YNW Melly : Entre déni de caution et conditions « inhumaines », le combat juridique s’intensifie
**Alors que son second procès pour double meurtre est fixé à janvier 2027, le rappeur Jamell Demons, alias YNW Melly, demeure enfermé depuis sept ans. Ses avocats dénoncent aujourd’hui un traitement carcéral cruel, pointant du doigt une rupture d’égalité devant la justice américaine.**
C’est un dossier qui cristallise les tensions sur le fonctionnement du système judiciaire des États-Unis, où la présomption d’innocence se heurte parfois à la réalité brutale de la détention provisoire. Jamell Demons, plus connu sous le nom de YNW Melly, se retrouve aujourd’hui dans une impasse juridique et humaine.
Cette semaine, une nouvelle tentative de sa défense pour obtenir sa libération sous caution a été rejetée par le tribunal. Un verdict qui condamne l’artiste à prolonger son incarcération, laquelle dure déjà depuis plus de sept ans, sans qu’une condamnation définitive n’ait été prononcée.
### Un cri d’alarme sur les conditions de détention
Loin d’être une simple procédure technique, ce refus de caution a provoqué la colère noire de ses avocats, Drew Findling et Carey Haughwout. Dans une déclaration cinglante publiée sur Instagram, le duo a alerté l’opinion publique sur les conditions de vie de leur client, qualifiées d’« inhumaines ».

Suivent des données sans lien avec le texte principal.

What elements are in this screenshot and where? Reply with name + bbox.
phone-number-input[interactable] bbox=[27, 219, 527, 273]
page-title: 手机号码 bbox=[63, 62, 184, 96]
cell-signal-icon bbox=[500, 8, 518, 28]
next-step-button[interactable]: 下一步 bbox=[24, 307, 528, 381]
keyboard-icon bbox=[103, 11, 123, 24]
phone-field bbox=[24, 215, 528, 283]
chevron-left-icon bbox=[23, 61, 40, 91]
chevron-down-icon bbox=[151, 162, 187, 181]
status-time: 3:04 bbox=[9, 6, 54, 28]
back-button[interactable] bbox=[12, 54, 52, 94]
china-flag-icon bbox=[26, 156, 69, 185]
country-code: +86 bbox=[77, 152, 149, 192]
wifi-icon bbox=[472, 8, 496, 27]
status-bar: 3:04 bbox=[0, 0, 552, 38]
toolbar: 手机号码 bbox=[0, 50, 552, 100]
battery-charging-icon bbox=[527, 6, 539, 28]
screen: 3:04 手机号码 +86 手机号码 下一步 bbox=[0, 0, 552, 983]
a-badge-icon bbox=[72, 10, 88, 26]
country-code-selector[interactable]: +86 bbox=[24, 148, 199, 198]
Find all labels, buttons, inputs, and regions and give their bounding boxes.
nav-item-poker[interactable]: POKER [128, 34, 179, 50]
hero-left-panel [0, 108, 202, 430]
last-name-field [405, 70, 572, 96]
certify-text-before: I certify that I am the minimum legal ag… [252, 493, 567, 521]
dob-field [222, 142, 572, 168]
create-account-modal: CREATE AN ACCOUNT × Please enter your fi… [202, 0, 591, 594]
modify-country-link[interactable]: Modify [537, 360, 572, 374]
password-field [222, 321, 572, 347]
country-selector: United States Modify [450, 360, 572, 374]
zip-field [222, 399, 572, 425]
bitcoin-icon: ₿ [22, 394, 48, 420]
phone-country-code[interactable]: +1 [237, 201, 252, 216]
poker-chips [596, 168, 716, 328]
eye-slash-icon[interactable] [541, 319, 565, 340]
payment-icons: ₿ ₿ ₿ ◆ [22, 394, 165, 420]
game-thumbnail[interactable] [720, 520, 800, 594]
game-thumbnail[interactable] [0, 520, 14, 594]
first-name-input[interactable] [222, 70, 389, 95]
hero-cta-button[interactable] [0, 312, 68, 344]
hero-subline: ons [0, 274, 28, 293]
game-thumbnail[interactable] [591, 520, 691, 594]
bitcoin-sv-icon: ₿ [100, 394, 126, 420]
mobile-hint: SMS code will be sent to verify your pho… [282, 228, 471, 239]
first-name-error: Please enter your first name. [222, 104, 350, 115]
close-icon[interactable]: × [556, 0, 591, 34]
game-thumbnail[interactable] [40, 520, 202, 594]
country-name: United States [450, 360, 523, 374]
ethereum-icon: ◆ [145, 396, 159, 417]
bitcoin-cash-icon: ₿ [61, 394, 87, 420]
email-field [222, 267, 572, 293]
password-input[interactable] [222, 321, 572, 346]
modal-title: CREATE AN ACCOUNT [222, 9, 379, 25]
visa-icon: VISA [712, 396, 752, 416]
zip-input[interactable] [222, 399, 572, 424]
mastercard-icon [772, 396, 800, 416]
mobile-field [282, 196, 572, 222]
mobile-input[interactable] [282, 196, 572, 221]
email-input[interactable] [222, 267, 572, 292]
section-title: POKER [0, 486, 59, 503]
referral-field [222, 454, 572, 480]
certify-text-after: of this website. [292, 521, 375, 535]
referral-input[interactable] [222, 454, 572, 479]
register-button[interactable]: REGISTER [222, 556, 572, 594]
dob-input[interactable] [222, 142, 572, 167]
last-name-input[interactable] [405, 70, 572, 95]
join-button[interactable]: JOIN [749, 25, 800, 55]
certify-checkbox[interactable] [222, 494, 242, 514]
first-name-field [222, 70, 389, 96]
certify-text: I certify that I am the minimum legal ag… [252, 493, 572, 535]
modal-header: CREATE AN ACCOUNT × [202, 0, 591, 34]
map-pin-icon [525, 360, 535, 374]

Le point le plus alarmant concerne l’isolement : YNW Melly aurait passé les trois dernières années en cellule de solitude. Pour la défense, ce traitement est incompatible avec les principes fondamentaux de la Constitution américaine.
« Le tribunal et le bureau du procureur auraient dû être profondément troublés par les preuves évidentes du traitement cruel enduré par M. Demons », ont écrit Findling et Haughwout, ajoutant n’avoir jamais rencontré de conditions aussi sévères en plusieurs décennies de pratique juridique.
### Le spectre d’une justice à deux vitesses
L’argumentaire de la défense ne s’arrête pas aux conditions matérielles. Les avocats de YNW Melly ont dressé un parallèle troublant avec l’affaire fédérale de Cole Allen, accusé de tentative d’assassinat contre l’ancien président Donald Trump.
Ils soulignent un contraste frappant : alors que des préoccupations judiciaires ont été exprimées concernant les conditions de détention d’Allen, un silence total règne dans le dossier de Jamell Demons. Cette comparaison vise à mettre en lumière ce que la défense perçoit comme un double standard systémique, où le profil de l’accusé influencerait la compassion du tribunal.
### Un marathon judiciaire vers 2027
Le rappel des faits nous ramène à 2019, année où Jamell Demons a été arrêté pour le meurtre de deux de ses amis, YNW Juvy et YNW Sakchaser. Un dossier complexe qui a déjà connu un premier tournant majeur en 2023, lorsque le premier procès s’est soldé par un non-lieu en raison de l’absence d’un verdict unanime du jury.
Aujourd’hui, le procureur prépare un nouveau procès, mais l’échéance est lointaine : janvier 2027. D’ici là, YNW Melly reste prisonnier d’un système où le temps judiciaire semble s’écouler bien plus lentement que le temps humain.
L’affaire dépasse désormais le cadre d’un simple fait divers criminel pour devenir un symbole des débats sur la détention préventive prolongée aux États-Unis. Alors que les organisations internationales de défense des droits de l’homme critiquent régulièrement l’usage abusif de l’isolement carcéral, le cas de YNW Melly place le tribunal de Floride sous le feu des projecteurs.